25,000 people lived in Goldfield in 1906. Hundreds of buildings crowded the hillside of the once bustling gold town.
The now empty Goldfield Hotel has no power or plumbing. Back in its heyday the "Grand Lady of the West" (as it was known) was one of the first with steam heat, phones, elevators and electricity in every room.
George Wingfield built the hotel; he later settled in Reno.
As darkness falls, seven people assemble in the once opulent hotel lobby with lanterns and flashlights.
The hotel's caretaker, Virginia Ridgeway tries to contact one of the residents named Elizabeth in the room where she died. The team later retreats back to the lobby for a séance to try to contact whoever might be there.
Someone thinks they see the figure of a cowboy in a room next to the séance. Cameraman Jeff Foss and reporter Bill Brown go off chasing shadows and find cold spots.
Mark Constantino wants the spirits to know they mean no disrespect. "Not trying to get you to perform, we're just trying to learn."

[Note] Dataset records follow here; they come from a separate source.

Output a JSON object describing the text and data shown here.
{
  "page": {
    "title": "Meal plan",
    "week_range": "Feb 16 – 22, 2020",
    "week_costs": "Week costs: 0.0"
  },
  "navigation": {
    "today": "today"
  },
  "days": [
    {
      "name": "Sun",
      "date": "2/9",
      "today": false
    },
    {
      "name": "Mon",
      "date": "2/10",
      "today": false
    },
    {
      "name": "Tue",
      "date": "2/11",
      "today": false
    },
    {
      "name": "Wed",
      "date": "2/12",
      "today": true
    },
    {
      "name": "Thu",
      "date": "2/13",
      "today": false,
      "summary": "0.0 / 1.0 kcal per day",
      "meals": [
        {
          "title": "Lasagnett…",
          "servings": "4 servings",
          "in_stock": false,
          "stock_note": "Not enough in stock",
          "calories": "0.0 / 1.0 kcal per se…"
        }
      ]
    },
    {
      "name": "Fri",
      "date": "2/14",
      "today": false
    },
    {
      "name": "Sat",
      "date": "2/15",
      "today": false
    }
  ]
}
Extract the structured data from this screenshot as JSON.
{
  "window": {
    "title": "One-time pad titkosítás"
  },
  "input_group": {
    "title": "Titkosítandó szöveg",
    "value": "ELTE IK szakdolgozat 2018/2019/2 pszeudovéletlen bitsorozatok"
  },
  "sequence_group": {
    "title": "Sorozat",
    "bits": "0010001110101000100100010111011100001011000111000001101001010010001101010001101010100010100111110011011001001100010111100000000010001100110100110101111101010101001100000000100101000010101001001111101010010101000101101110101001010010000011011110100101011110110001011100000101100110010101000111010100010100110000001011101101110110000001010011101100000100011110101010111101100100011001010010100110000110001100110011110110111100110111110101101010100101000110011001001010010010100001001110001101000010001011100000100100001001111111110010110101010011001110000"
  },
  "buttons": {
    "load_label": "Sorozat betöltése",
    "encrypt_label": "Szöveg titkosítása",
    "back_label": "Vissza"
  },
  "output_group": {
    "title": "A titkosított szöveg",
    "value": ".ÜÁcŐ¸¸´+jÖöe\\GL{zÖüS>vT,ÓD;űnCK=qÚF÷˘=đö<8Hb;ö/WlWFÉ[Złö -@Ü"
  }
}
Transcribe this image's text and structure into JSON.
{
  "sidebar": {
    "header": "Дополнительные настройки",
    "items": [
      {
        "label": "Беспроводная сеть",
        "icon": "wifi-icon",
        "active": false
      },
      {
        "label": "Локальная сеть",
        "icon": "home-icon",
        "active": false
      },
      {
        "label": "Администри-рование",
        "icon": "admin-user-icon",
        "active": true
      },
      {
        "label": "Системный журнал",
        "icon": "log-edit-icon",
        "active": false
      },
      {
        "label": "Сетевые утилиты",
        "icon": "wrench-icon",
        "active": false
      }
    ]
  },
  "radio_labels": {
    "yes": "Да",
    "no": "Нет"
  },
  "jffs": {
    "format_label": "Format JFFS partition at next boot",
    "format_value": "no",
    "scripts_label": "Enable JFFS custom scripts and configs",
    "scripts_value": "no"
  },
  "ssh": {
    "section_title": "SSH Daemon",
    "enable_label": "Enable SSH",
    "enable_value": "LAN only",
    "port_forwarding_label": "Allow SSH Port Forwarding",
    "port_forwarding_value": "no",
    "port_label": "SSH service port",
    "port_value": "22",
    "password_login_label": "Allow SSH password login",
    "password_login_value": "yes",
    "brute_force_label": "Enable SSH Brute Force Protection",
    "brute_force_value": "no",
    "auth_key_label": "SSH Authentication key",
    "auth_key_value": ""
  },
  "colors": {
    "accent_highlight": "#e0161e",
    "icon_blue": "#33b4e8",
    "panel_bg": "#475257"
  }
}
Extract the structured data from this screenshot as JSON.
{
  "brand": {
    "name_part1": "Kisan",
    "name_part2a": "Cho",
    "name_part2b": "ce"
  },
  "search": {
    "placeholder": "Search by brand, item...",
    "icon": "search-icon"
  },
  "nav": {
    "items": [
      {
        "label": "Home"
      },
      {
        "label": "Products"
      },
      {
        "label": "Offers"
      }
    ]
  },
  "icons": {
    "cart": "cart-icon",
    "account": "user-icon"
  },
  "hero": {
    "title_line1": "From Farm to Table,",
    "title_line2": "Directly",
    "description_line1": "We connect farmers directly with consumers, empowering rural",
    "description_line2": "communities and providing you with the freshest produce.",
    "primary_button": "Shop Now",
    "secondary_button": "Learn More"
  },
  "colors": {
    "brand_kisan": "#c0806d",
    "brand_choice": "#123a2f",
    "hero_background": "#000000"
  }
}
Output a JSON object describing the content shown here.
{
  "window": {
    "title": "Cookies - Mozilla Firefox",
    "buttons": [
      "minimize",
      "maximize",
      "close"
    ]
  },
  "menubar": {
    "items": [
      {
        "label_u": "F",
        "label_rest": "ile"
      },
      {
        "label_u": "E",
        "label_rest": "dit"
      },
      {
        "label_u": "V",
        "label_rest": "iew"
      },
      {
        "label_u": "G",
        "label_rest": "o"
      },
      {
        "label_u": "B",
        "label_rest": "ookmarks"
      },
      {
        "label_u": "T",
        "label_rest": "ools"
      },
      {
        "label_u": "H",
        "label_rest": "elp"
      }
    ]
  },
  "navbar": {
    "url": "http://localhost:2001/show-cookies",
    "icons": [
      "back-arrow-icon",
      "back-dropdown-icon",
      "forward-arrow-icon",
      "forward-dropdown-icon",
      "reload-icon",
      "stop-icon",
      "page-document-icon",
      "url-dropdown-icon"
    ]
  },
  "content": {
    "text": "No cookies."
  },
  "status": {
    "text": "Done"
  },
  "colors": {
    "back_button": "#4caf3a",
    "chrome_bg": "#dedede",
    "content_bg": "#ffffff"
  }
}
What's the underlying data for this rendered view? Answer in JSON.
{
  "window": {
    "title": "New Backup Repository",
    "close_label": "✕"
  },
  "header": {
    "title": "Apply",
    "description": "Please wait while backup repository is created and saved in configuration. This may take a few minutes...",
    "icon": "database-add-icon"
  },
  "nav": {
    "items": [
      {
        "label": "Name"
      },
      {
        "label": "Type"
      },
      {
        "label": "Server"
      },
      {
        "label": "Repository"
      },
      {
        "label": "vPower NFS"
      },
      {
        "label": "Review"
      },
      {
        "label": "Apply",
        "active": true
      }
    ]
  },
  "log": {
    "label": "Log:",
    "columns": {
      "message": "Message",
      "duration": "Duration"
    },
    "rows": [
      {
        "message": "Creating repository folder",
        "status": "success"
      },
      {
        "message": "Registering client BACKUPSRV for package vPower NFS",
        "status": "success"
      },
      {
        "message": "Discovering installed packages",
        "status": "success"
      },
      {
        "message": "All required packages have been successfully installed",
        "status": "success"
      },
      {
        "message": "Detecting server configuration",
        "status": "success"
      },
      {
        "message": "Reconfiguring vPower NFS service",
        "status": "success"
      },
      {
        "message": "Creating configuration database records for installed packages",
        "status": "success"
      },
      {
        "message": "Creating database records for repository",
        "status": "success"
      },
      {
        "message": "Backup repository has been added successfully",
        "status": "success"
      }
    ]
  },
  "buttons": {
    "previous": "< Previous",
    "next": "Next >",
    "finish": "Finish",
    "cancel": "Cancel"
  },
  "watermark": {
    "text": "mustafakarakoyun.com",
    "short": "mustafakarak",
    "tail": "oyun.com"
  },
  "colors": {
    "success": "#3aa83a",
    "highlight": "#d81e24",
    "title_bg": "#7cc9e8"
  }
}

He gets a response of "I like that."
Throughout the halls, the team stops and tries EVP or electronic voice phenomena.
But sometimes spirits do other things to get your attention.
On the fourth floor, just as they pass an open stairwell, something rushes at them. They hear steps coming right at them. "We've got movement on the stairs."
But nothing prepared them for what they would find or hear in the basement.
An earlier film crew had apparently angered the spirits to the point a brick was thrown. The team asked whoever was there to show them that they were real, not a brick, but just something. The spirits refer to the brick a few times.
"We didn't mean to hurt," says an EVP.
So does Bill believe in ghosts? "Let's just say I was there, I know what I felt, saw and heard. I'm not sure who or what it was, but I know something, someone was there and it wasn't always nice."